To the Editor:
Because anesthesia administration is a sure marker for supplemental oxygen use, the submolecular effects of any level of oxygen and the attendant oxidative stress that hyperoxia may cause should be accounted for in research. LeFreche et al.1 (and the accompanying editorial by Eckenhoff and Planel)2 reference studies where tau phosphorylation was detected but the degree of oxygen used was not well documented.3,4 Even studies that rely on established models to parse anesthesia-induced neurotoxic/neuromodulatory effects report oxygen levels of “approximately 24%” against controls exposed to 21% oxygen without addressing the fact that 24% oxygen is still a hyperoxic experimental condition, although much lower than 100%.5
Thus, even as Le Freche et al.1 produce tantalizing data using a senescent mouse model of postoperative cognitive dysfunction and other tauopathies in aged patients, they also perpetuate a bigger problem. Although they report a 100% oxygen/null sevoflurane control for their 100% oxygen/sevoflurane (1.5% and 2.5%) short-term effects cohorts, they do not report a corresponding 100% oxygen/null sevoflurane control for the serial 100% oxygen/sevoflurane (1.5% and 2.5%) exposures in their long-term effects cohorts; nor do they report any form of 21% oxygen/sevoflurane control for any of their experiments, short- or long-term. In brief, they inadequately report on controls for the most powerful “drug” used in their studies: oxygen.
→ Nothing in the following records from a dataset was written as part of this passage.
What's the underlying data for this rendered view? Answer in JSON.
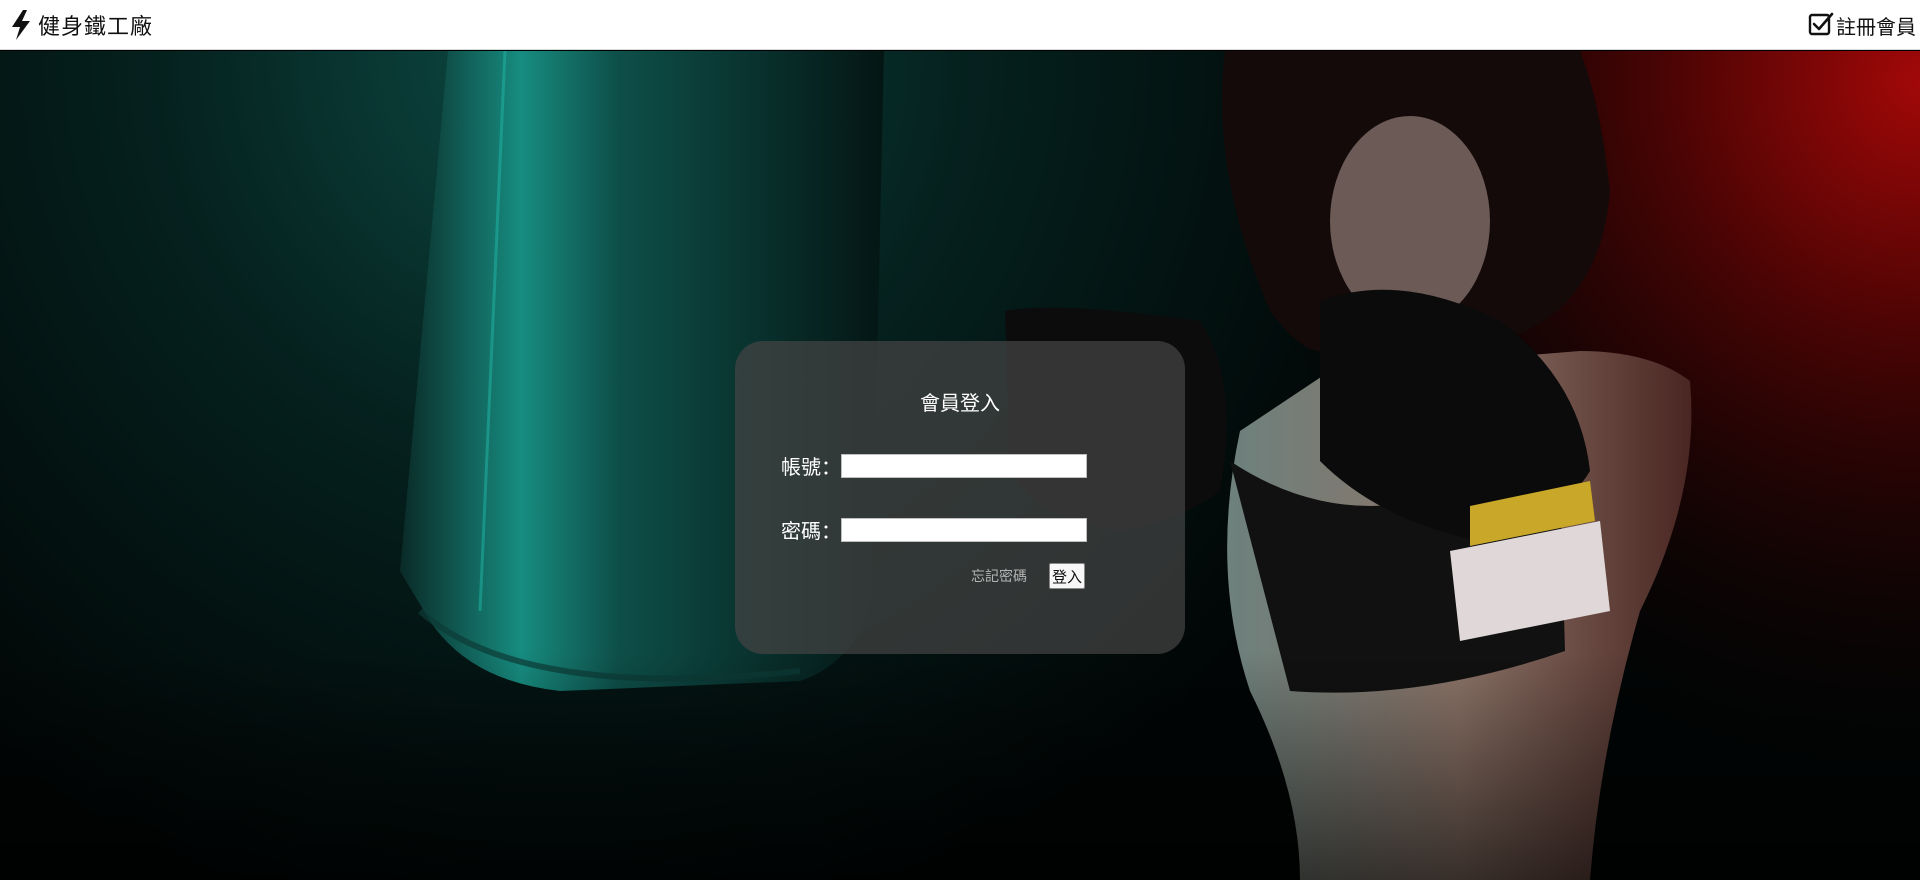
{
  "navbar": {
    "brand_icon": "lightning-bolt-icon",
    "brand_name": "健身鐵工廠",
    "register_icon": "checkbox-icon",
    "register_label": "註冊會員"
  },
  "login": {
    "title": "會員登入",
    "account_label": "帳號：",
    "account_value": "",
    "password_label": "密碼：",
    "password_value": "",
    "forgot_password_label": "忘記密碼",
    "submit_label": "登入"
  },
  "colors": {
    "navbar_bg": "#ffffff",
    "panel_bg": "rgba(68,68,68,0.72)",
    "teal_light": "#0f9e90",
    "red_light": "#a20808"
  }
}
Why should this matter? Oxygen, reactive oxygen species, and associated free radicals are potent beneficial and detrimental subcellular event modulators.6 The stoichiometric nature of mitohormetic effects related to reactive oxygen species actions, membrane potential changes, peroxidation reactions, DNA damage, protein folding actions, and calcium homeostasis are increasingly recognized.7,8 Indeed, mitochondria can interact in networks to propagate the effects of small bursts of reactive oxygen species, thereby altering mitochondrial permeability transition pore function, among other effects.9 That this mitochondrial outer membrane complex may interact with the peripheral benzodiazepine receptor found in the same membrane presents an intriguing possible link between oxidative stress and anesthetic effects10 —effects, which according to recent research cannot be ignored.11
How does this relate to increased tau phosphorylation noted after the hyperoxic anesthesia used by LeFreche et al.1? Among the multiple mechanisms purported to cause tau hyperphosphorylation, oxidative stress is considered both a possible indirect and direct cause of tauopathy.12 Specifically germane to LeFreche et al.’s study is the prior finding that oxidative stress without anesthesia can cause tau hyperphosphorylation.13 Because oxidative stress originates at the mitochondrial level, any factor that increases oxidative stress—such as hypoxia14 or hyperoxia15 —may potentially influence tau hyperphosphorylation. Oxygen, then, would seem to require the tightest level of control wherever its effects might be anticipated.
Suppose serial 100% oxygen exposures or serial normoxic sevoflurane exposures actually produce tau phosphorylation levels equal to or higher than 100% oxygen/sevoflurane exposures. The controls used in LeFreche et al.’s1 experiments do not sufficiently address this possibility. Given that “nonanesthesia induced” experimental tauopathy produced in an Alzheimer model is propagated over time from the entorhinal cortex toward the limbic system and associated cortices,16 the possibility that iatrogenic “anesthesia-induced” tauopathy can spread similarly, irrespective of cause, becomes a legitimate concern in postanesthesia cognitive dysfunction modeling. In this regard, the possible role of hyperoxia, with or without anesthesia, in tauopathy induction—as well as other neurotoxicity/neuromodulatory models—deserves meticulous control in future investigations.